How severe does this issue affect your experience of using Ray?
- None: Just asking a question out of curiosity
- Low: It annoys or frustrates me for a moment.
- Medium: It contributes to significant difficulty to complete my task, but I can work around it.
- High: It blocks me to complete my task. (unless I can disable it on the workers)
I’m running some RLlib + Tune workloads on multiple nodes.

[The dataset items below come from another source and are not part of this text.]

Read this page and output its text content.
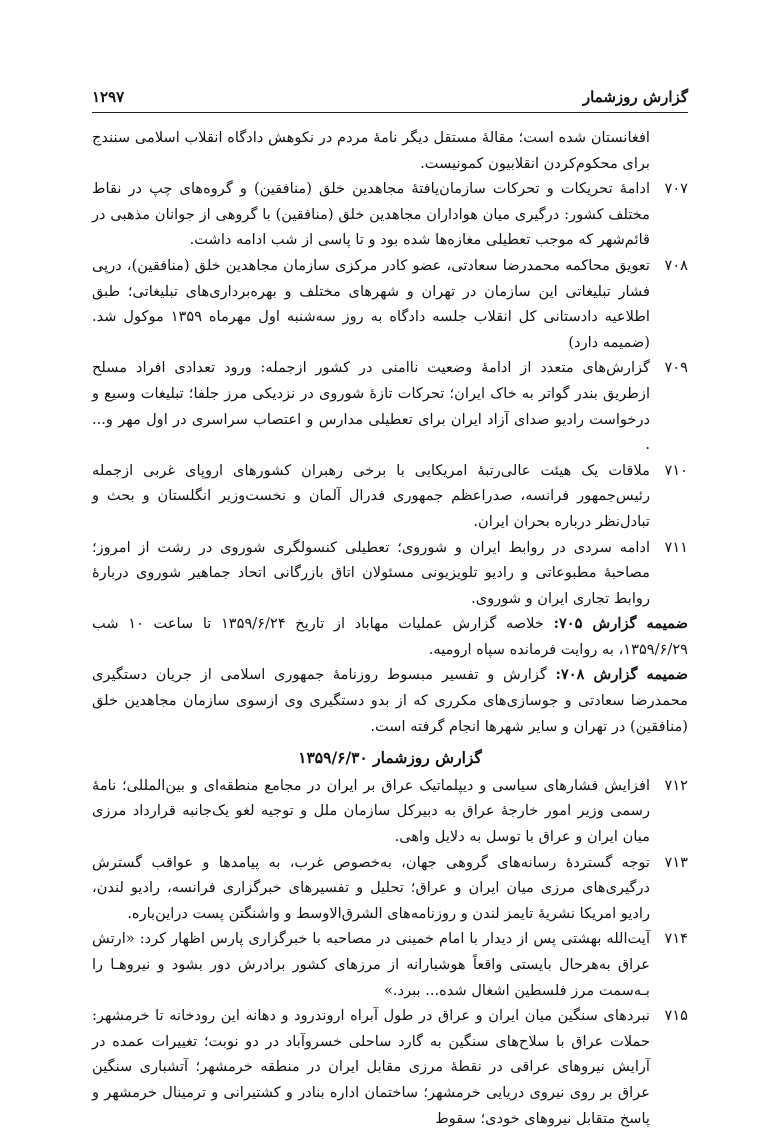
گزارش روزشمار
۱۲۹۷

افغانستان شده است؛ مقالهٔ مستقل دیگر نامهٔ مردم در نکوهش دادگاه انقلاب اسلامی سنندج برای محکوم‌کردن انقلابیون کمونیست.

۷۰۷
ادامهٔ تحریکات و تحرکات سازمان‌یافتهٔ مجاهدین خلق (منافقین) و گروه‌های چپ در نقاط مختلف کشور: درگیری میان هواداران مجاهدین خلق (منافقین) با گروهی از جوانان مذهبی در قائم‌شهر که موجب تعطیلی مغازه‌ها شده بود و تا پاسی از شب ادامه داشت.

۷۰۸
تعویق محاکمه محمدرضا سعادتی، عضو کادر مرکزی سازمان مجاهدین خلق (منافقین)، درپی فشار تبلیغاتی این سازمان در تهران و شهرهای مختلف و بهره‌برداری‌های تبلیغاتی؛ طبق اطلاعیه دادستانی کل انقلاب جلسه دادگاه به روز سه‌شنبه اول مهرماه ۱۳۵۹ موکول شد. (ضمیمه دارد)

۷۰۹
گزارش‌های متعدد از ادامهٔ وضعیت ناامنی در کشور ازجمله: ورود تعدادی افراد مسلح ازطریق بندر گواتر به خاک ایران؛ تحرکات تازهٔ شوروی در نزدیکی مرز جلفا؛ تبلیغات وسیع و درخواست رادیو صدای آزاد ایران برای تعطیلی مدارس و اعتصاب سراسری در اول مهر و... .

۷۱۰
ملاقات یک هیئت عالی‌رتبهٔ امریکایی با برخی رهبران کشورهای اروپای غربی ازجمله رئیس‌جمهور فرانسه، صدراعظم جمهوری فدرال آلمان و نخست‌وزیر انگلستان و بحث و تبادل‌نظر درباره بحران ایران.

۷۱۱
ادامه سردی در روابط ایران و شوروی؛ تعطیلی کنسولگری شوروی در رشت از امروز؛ مصاحبهٔ مطبوعاتی و رادیو تلویزیونی مسئولان اتاق بازرگانی اتحاد جماهیر شوروی دربارهٔ روابط تجاری ایران و شوروی.

ضمیمه گزارش ۷۰۵: خلاصه گزارش عملیات مهاباد از تاریخ ۱۳۵۹/۶/۲۴ تا ساعت ۱۰ شب ۱۳۵۹/۶/۲۹، به روایت فرمانده سپاه ارومیه.

ضمیمه گزارش ۷۰۸: گزارش و تفسیر مبسوط روزنامهٔ جمهوری اسلامی از جریان دستگیری محمدرضا سعادتی و جوسازی‌های مکرری که از بدو دستگیری وی ازسوی سازمان مجاهدین خلق (منافقین) در تهران و سایر شهرها انجام گرفته است.

گزارش روزشمار ۱۳۵۹/۶/۳۰

۷۱۲
افزایش فشارهای سیاسی و دیپلماتیک عراق بر ایران در مجامع منطقه‌ای و بین‌المللی؛ نامهٔ رسمی وزیر امور خارجهٔ عراق به دبیرکل سازمان ملل و توجیه لغو یک‌جانبه قرارداد مرزی میان ایران و عراق با توسل به دلایل واهی.

۷۱۳
توجه گستردهٔ رسانه‌های گروهی جهان، به‌خصوص غرب، به پیامدها و عواقب گسترش درگیری‌های مرزی میان ایران و عراق؛ تحلیل و تفسیرهای خبرگزاری فرانسه، رادیو لندن، رادیو امریکا نشریهٔ تایمز لندن و روزنامه‌های الشرق‌الاوسط و واشنگتن پست دراین‌باره.

۷۱۴
آیت‌الله بهشتی پس از دیدار با امام خمینی در مصاحبه با خبرگزاری پارس اظهار کرد: «ارتش عراق به‌هرحال بایستی واقعاً هوشیارانه از مرزهای کشور برادرش دور بشود و نیروهـا را بـه‌سمت مرز فلسطین اشغال شده... ببرد.»

۷۱۵
نبردهای سنگین میان ایران و عراق در طول آبراه اروندرود و دهانه این رودخانه تا خرمشهر: حملات عراق با سلاح‌های سنگین به گارد ساحلی خسروآباد در دو نوبت؛ تغییرات عمده در آرایش نیروهای عراقی در نقطهٔ مرزی مقابل ایران در منطقه خرمشهر؛ آتشباری سنگین عراق بر روی نیروی دریایی خرمشهر؛ ساختمان اداره بنادر و کشتیرانی و ترمینال خرمشهر و پاسخ متقابل نیروهای خودی؛ سقوط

After a day or so I’m getting:
(_PackActor pid=233066, ip=10.10.4.2) ray._private.memory_monitor.RayOutOfMemoryError: More than 95% of the memory on node ***** is used (357.77 / 376.36 GB). The top 10 memory consu
mers are:
(_PackActor pid=233066, ip=10.10.4.2)
(_PackActor pid=233066, ip=10.10.4.2) PID MEM COMMAND
(_PackActor pid=233066, ip=10.10.4.2) 256207 127.58GiB /usr/local/bin/python3 -u /usr/local/lib/python3.9/site-packages/ray/dashboard/agent.py --node-ip-ad
(_PackActor pid=233066, ip=10.10.4.2) 256148 3.14GiB /usr/local/lib/python3.9/site-packages/ray/core/src/ray/raylet/raylet --raylet_socket_name=/tmp/ray/
(_PackActor pid=233066, ip=10.10.4.2) 256060 1.71GiB /usr/local/lib/python3.9/site-packages/ray/core/src/ray/gcs/gcs_server --log_dir=/tmp/ray/session_20
(_PackActor pid=233066, ip=10.10.4.2) 256351 1.51GiB python3 -u scripts/train.py --logdir logs/hyperion/exp-set-04/exp-01 --exp-name exp-gnn/exp-set-04/e
(_PackActor pid=233066, ip=10.10.4.2) 260405 1.25GiB ray::RolloutWorker
(_PackActor pid=233066, ip=10.10.4.2) 258394 1.24GiB ray::RolloutWorker
(_PackActor pid=233066, ip=10.10.4.2) 260391 1.24GiB ray::RolloutWorker
(_PackActor pid=233066, ip=10.10.4.2) 258389 1.24GiB ray::RolloutWorker
(_PackActor pid=233066, ip=10.10.4.2) 260392 1.24GiB ray::RolloutWorker
(_PackActor pid=233066, ip=10.10.4.2) 258382 1.24GiB ray::RolloutWorker
That doesn’t look healthy.
I can start the worker with ray start <...> --include-dashboard false
(according to the doc), but this might be indicating some deeper issue.